L'ensemble de la gauche a aussi décidé d'exercer son opposition catégorique par d'autres moyens. Mardi, les présidents de groupe du PS, de LFI et du PCF ont convenu d'utiliser toutes les possibilités que leur offre la procédure législative, comme la motion de rejet, la motion référendaire - pour demander un référendum sur la réforme - et même une motion de censure.

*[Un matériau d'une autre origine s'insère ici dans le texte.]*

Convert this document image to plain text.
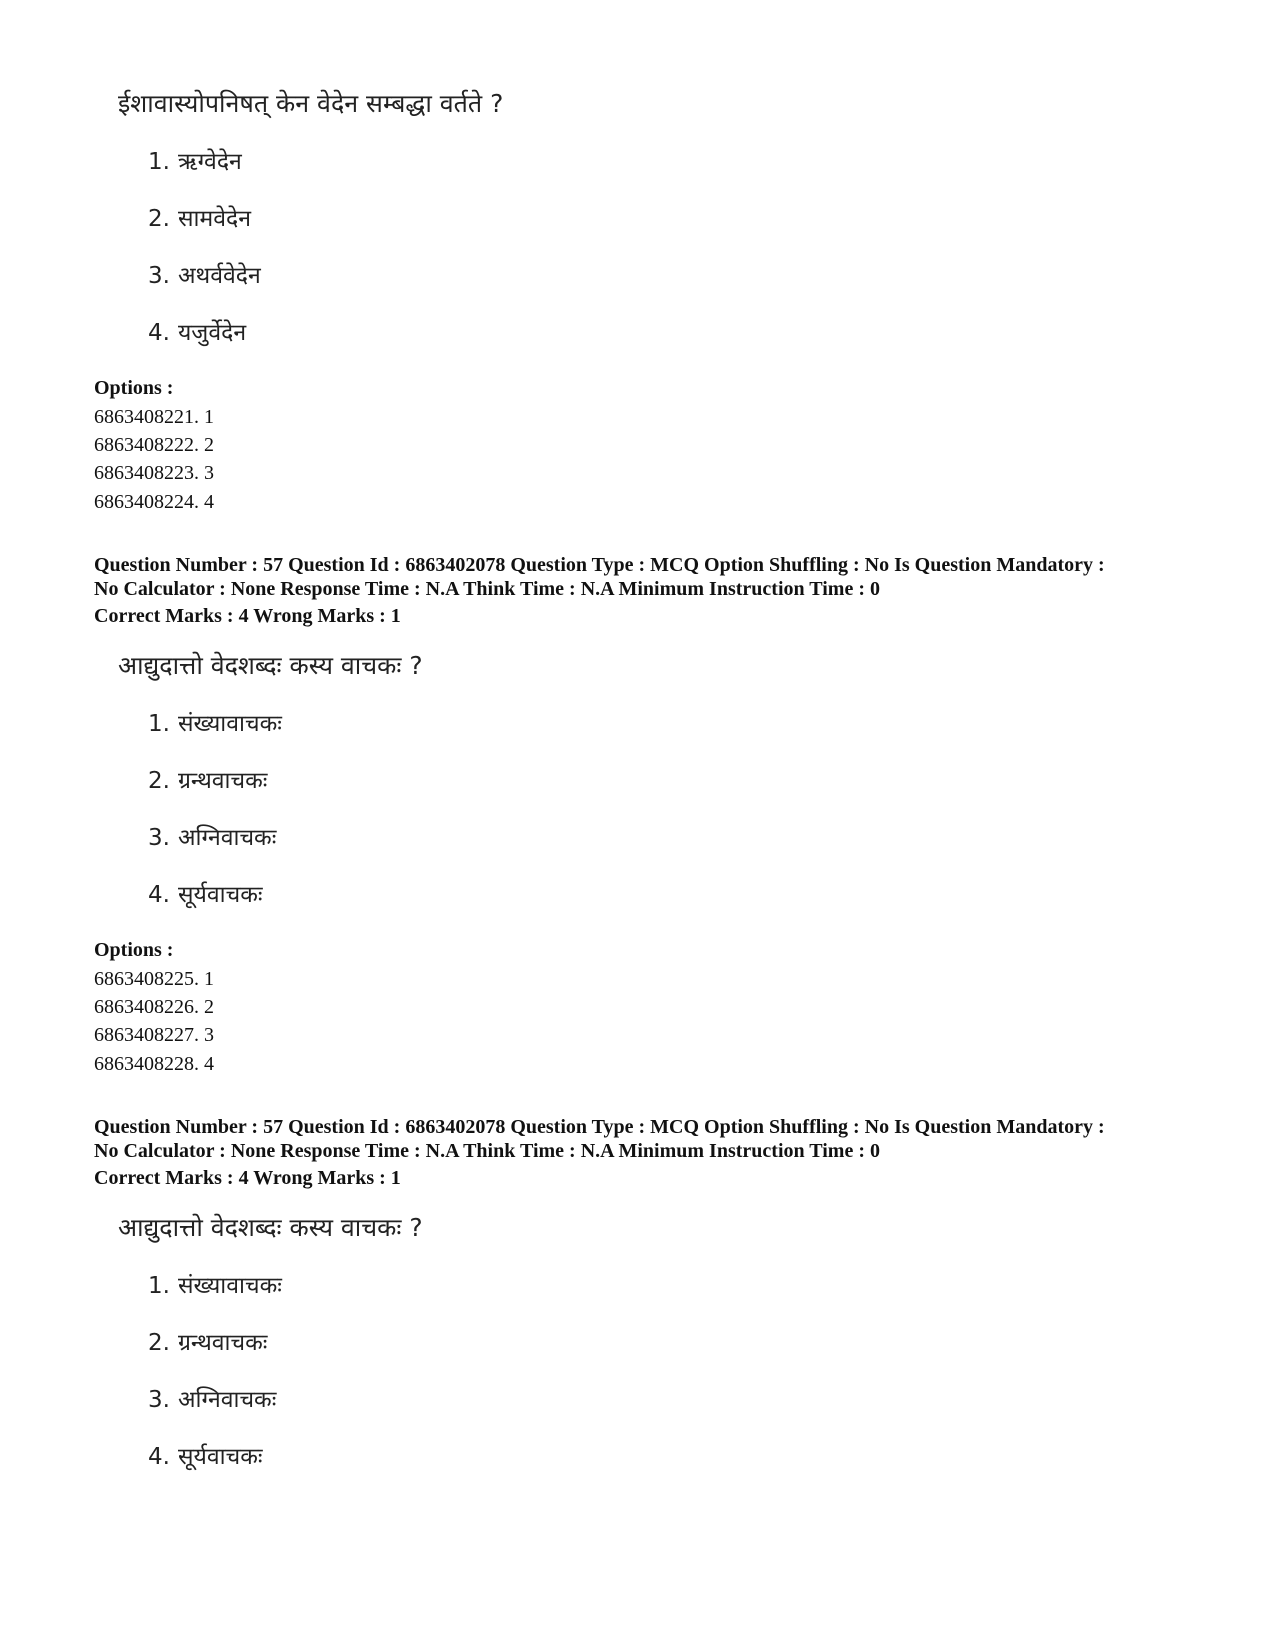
ईशावास्योपनिषत् केन वेदेन सम्बद्धा वर्तते ?
1. ऋग्वेदेन
2. सामवेदेन
3. अथर्ववेदेन
4. यजुर्वेदेन
Options :
6863408221. 1
6863408222. 2
6863408223. 3
6863408224. 4
Question Number : 57 Question Id : 6863402078 Question Type : MCQ Option Shuffling : No Is Question Mandatory :
No Calculator : None Response Time : N.A Think Time : N.A Minimum Instruction Time : 0
Correct Marks : 4 Wrong Marks : 1
आद्युदात्तो वेदशब्दः कस्य वाचकः ?
1. संख्यावाचकः
2. ग्रन्थवाचकः
3. अग्निवाचकः
4. सूर्यवाचकः
Options :
6863408225. 1
6863408226. 2
6863408227. 3
6863408228. 4
Question Number : 57 Question Id : 6863402078 Question Type : MCQ Option Shuffling : No Is Question Mandatory :
No Calculator : None Response Time : N.A Think Time : N.A Minimum Instruction Time : 0
Correct Marks : 4 Wrong Marks : 1
आद्युदात्तो वेदशब्दः कस्य वाचकः ?
1. संख्यावाचकः
2. ग्रन्थवाचकः
3. अग्निवाचकः
4. सूर्यवाचकः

Celle-ci devrait être déposée avant la fin de l'examen de la réforme, qui doit être votée en première lecture à l'Assemblée le mardi 3 mars.

Face à cette stratégie offensive de l'opposition, le gouvernement aura toutefois plusieurs atouts dans sa manche. Il pourrait solliciter un vote bloqué sur tout ou partie du texte, en ne retenant que les amendements proposés ou acceptés par lui. La Constitution lui permet aussi d'engager sa responsabilité devant les députés (le fameux article "49-3"), pour les obliger à se prononcer en bloc sur la réforme. Cependant, le ministre des Relations avec le Parlement, Marc Fesneau, affirmait le 13 janvier sur LCP que cette idée n'était "pas dans les tuyaux".

De plus, le nouveau règlement de l'Assemblée, adopté dans l'année dernière, donne également plus de possibilités aux présidents de commission ou de séance pour limiter la défense de certains amendements déposés en cascade. Par exemple, en autorisant un seul orateur par groupe à s'exprimer.

"Nous prenons acte du grand nombre d'amendements déposés, a réagi auprès de l'AFP le rapporteur général de la réforme Guillaume Gouffier-Cha (LREM). Avec cette stratégie du nombre, certains dans l'opposition font le choix de dégrader la qualité des échanges que les Français attendent, nous le regrettons", a-t-il ajouté.

Le travail en commission devrait durer deux semaines, avant que ne s'ouvrent les débats dans l'hémicycle le lundi 17 février.